Earl Sutterfield is another mystery. I can't find anything about
him. But his story "When Your Number's Up", about a crew working on a
railroad tunnel through a mountain, is okay. Lots of detail about tunnel work
mixed in with a decent story that's marred by an ending I didn't care for.
Eustace Cockrell had a fairly long career as a pulp writer,
but based on "1:54 and a Fraction", I'm not sure I see how. It's a
trifle about harness racing that never caught my interest.
Plus assorted columns and departments.
So overall, this is a good but certainly not great issue of
ADVENTURE. It has that fine cover going for it, plus three pretty good stories
(by Chamberlain, Gipson, and Adams). The rest of the contents are pretty much
forgettable. The biggest drawback is that several of the stories seem more like
they were intended for the slick magazine market, rather than being pulp yarns,
and they just weren't, well, adventurous enough. Still, it's an issue worth
reading, even if you just pick and choose the good stuff.
8 comments:
I'm glad you mentioned the subject of ADVENTURE in the 1940's. Many collectors think the only good years were the teens, twenties, and to a lesser extent, the thirties. But I've done extensive reading in the forties and the magazine was good then also. True, the best years are the twenties but you can't go wrong with the forties.

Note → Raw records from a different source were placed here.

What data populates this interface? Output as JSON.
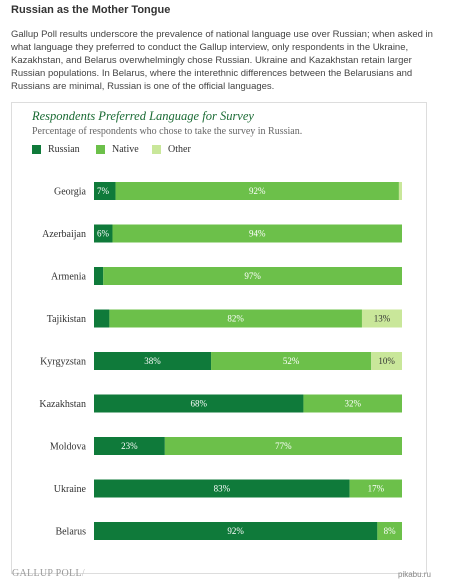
{
  "article": {
    "title": "Russian as the Mother Tongue",
    "body": "Gallup Poll results underscore the prevalence of national language use over Russian; when asked in what language they preferred to conduct the Gallup interview, only respondents in the Ukraine, Kazakhstan, and Belarus overwhelmingly chose Russian. Ukraine and Kazakhstan retain larger Russian populations. In Belarus, where the interethnic differences between the Belarusians and Russians are minimal, Russian is one of the official languages."
  },
  "chart_data": {
    "type": "bar",
    "orientation": "horizontal",
    "stacked": true,
    "title": "Respondents Preferred Language for Survey",
    "subtitle": "Percentage of respondents who chose to take the survey in Russian.",
    "categories": [
      "Georgia",
      "Azerbaijan",
      "Armenia",
      "Tajikistan",
      "Kyrgyzstan",
      "Kazakhstan",
      "Moldova",
      "Ukraine",
      "Belarus"
    ],
    "series": [
      {
        "name": "Russian",
        "color": "#0f7a3a",
        "values": [
          7,
          6,
          3,
          5,
          38,
          68,
          23,
          83,
          92
        ],
        "labels": [
          "7%",
          "6%",
          "",
          "",
          "38%",
          "68%",
          "23%",
          "83%",
          "92%"
        ]
      },
      {
        "name": "Native",
        "color": "#6cc04a",
        "values": [
          92,
          94,
          97,
          82,
          52,
          32,
          77,
          17,
          8
        ],
        "labels": [
          "92%",
          "94%",
          "97%",
          "82%",
          "52%",
          "32%",
          "77%",
          "17%",
          "8%"
        ]
      },
      {
        "name": "Other",
        "color": "#c9e79a",
        "values": [
          1,
          0,
          0,
          13,
          10,
          0,
          0,
          0,
          0
        ],
        "labels": [
          "",
          "",
          "",
          "13%",
          "10%",
          "",
          "",
          "",
          ""
        ]
      }
    ],
    "xlim": [
      0,
      100
    ],
    "legend_position": "top-left",
    "grid": false
  },
  "footer": {
    "brand": "GALLUP POLL",
    "watermark": "pikabu.ru"
  }
}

I think Popular Publications turned ADVENTURE into something more like ARGOSY after it was turned into a non-pulp "men's" magazine. There are treasures to be found in 1940s issues of ADVENTURE. E. Hoffmann Price had a series about guerrillas in the Philippine Islands fighting the Japanese in the mid-1940s.
The book about Percy Fawcett is THE LOST CITY OF Z by David Grann, and is a terrific read. I really enjoy this blog.
Kurt,
Thanks for the info. I think I need to read that Fawcett book.
Adventure is something that happens on the frontier, and by the 30's the frontiers were rapidly shrinking. Then came the war and it became ever harder to sell a story set in Borneo to people who actually fought there.
Another great review on a great blog. One tiny nit: the Air Force didn't exist in 1946; it was created a year later. Up til then it was the USAAF, an arm of the US Army. I've heard that some idiots want to merge the two branches again. What a mess that would be.
Excellent points in the previous two comments. I knew the Air Force started out as part of the Army but would have had to look up exactly when the split took place. I don't see the logic in wanting to merge them again after all this time. Do people think it would cut costs?
I'm among those who haven't much cared for Forties issues of ADVENTURE, but I'm slowly coming around. It might be because I had the bad luck to read a handful of post-WWII issues that seemed identical. Seemed like every other story was about a two-fisted lug trying to salvage something or other from a ship torpedoed by the Japs or Germans during the conflict. But I picked up some sharp early-Forties numbers at last year's PulpFest, and they were pretty good. I expect I'll wind up expanding my run of the magazine -- which currently ends in the late Thirties while Howard Bloomfield was still editor -- if only because Forties issues are cheap and plentiful. I'm getting tired of trying to fill in lengthy runs or complete files of expensive and hard-to-find pulps.